Know the background of the company in which you want to invest: For this you have to collect date about the gross profit, Earning before interest & tax, Earning before Tax, Earning after Tax, earning per share etc.
Invest for long term: You could not understand the right performance of share properly in short term. To get a better return, take the longer time.
Collect & Interpret data available in the market: Collect annual reports of the company from the websites of NSE & BSE. You could also take more information from the newspaper, company’s website & brokerage house’s sites. After collecting these data, interpret it to take a final decision.
Do not perform emotionally & keep your emotions in control: If the share price goes down then does not become panic. It might happen that it will take a new hike in the future. So, always think intellectually not emotionally.
Ratio Analysis: Ratio analysis also plays an important role in choosing the right stock. Low PE, low PB, high dividend yield & low debt to equity ratio are good shine for any stock.
- Price to Earnings Ratio: it is the ratio of price of a stock to the company’s earning per share (EPS) and compares the price of the share from the earning per share.
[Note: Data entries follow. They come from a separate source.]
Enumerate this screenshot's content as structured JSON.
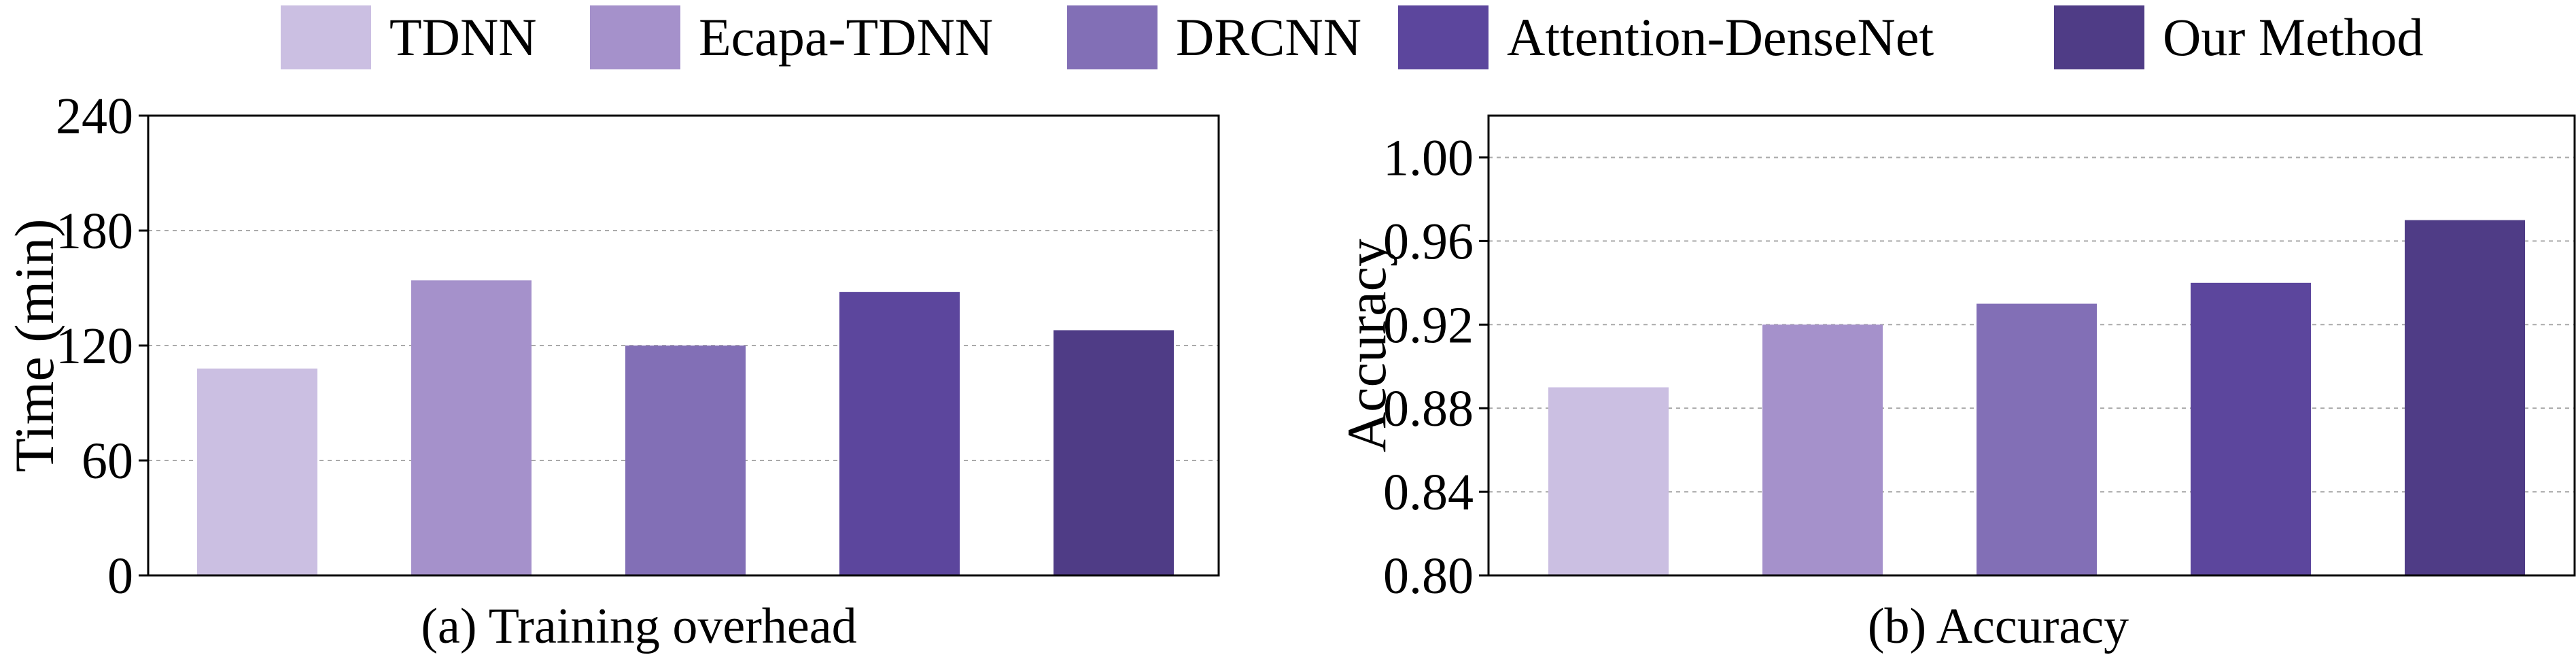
{
  "legend": {
    "items": [
      {
        "label": "TDNN",
        "color": "#cbbfe2"
      },
      {
        "label": "Ecapa-TDNN",
        "color": "#a591cb"
      },
      {
        "label": "DRCNN",
        "color": "#826fb6"
      },
      {
        "label": "Attention-DenseNet",
        "color": "#5c469d"
      },
      {
        "label": "Our Method",
        "color": "#4f3c86"
      }
    ]
  },
  "chart_data": [
    {
      "type": "bar",
      "caption": "(a) Training overhead",
      "ylabel": "Time (min)",
      "categories": [
        "TDNN",
        "Ecapa-TDNN",
        "DRCNN",
        "Attention-DenseNet",
        "Our Method"
      ],
      "values": [
        108,
        154,
        120,
        148,
        128
      ],
      "ylim": [
        0,
        240
      ],
      "yticks": [
        "0",
        "60",
        "120",
        "180",
        "240"
      ],
      "grid": true
    },
    {
      "type": "bar",
      "caption": "(b) Accuracy",
      "ylabel": "Accuracy",
      "categories": [
        "TDNN",
        "Ecapa-TDNN",
        "DRCNN",
        "Attention-DenseNet",
        "Our Method"
      ],
      "values": [
        0.89,
        0.92,
        0.93,
        0.94,
        0.97
      ],
      "ylim": [
        0.8,
        1.02
      ],
      "yticks": [
        "0.80",
        "0.84",
        "0.88",
        "0.92",
        "0.96",
        "1.00"
      ],
      "grid": true
    }
  ]
}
- Price to Book Value Ratio: It compares the price of a stock with its book value (net value of the company’s total assets minus its liabilities).
- Debt-to-Equity Ratio: It measures a company’s influence by comparing its debt with its equity base.
- Asset Turnover Ratio: The ratio measures the sales generated from the asset of the company and shows a firm’s efficiency in using its assets to generate revenue.
Buy the stocks of different sectors; monitor it on every month basis. Sell the stock when it is overvalued and buy the stocks when it is undervalued. You could also sell your stock when you have found a better stock option in the market.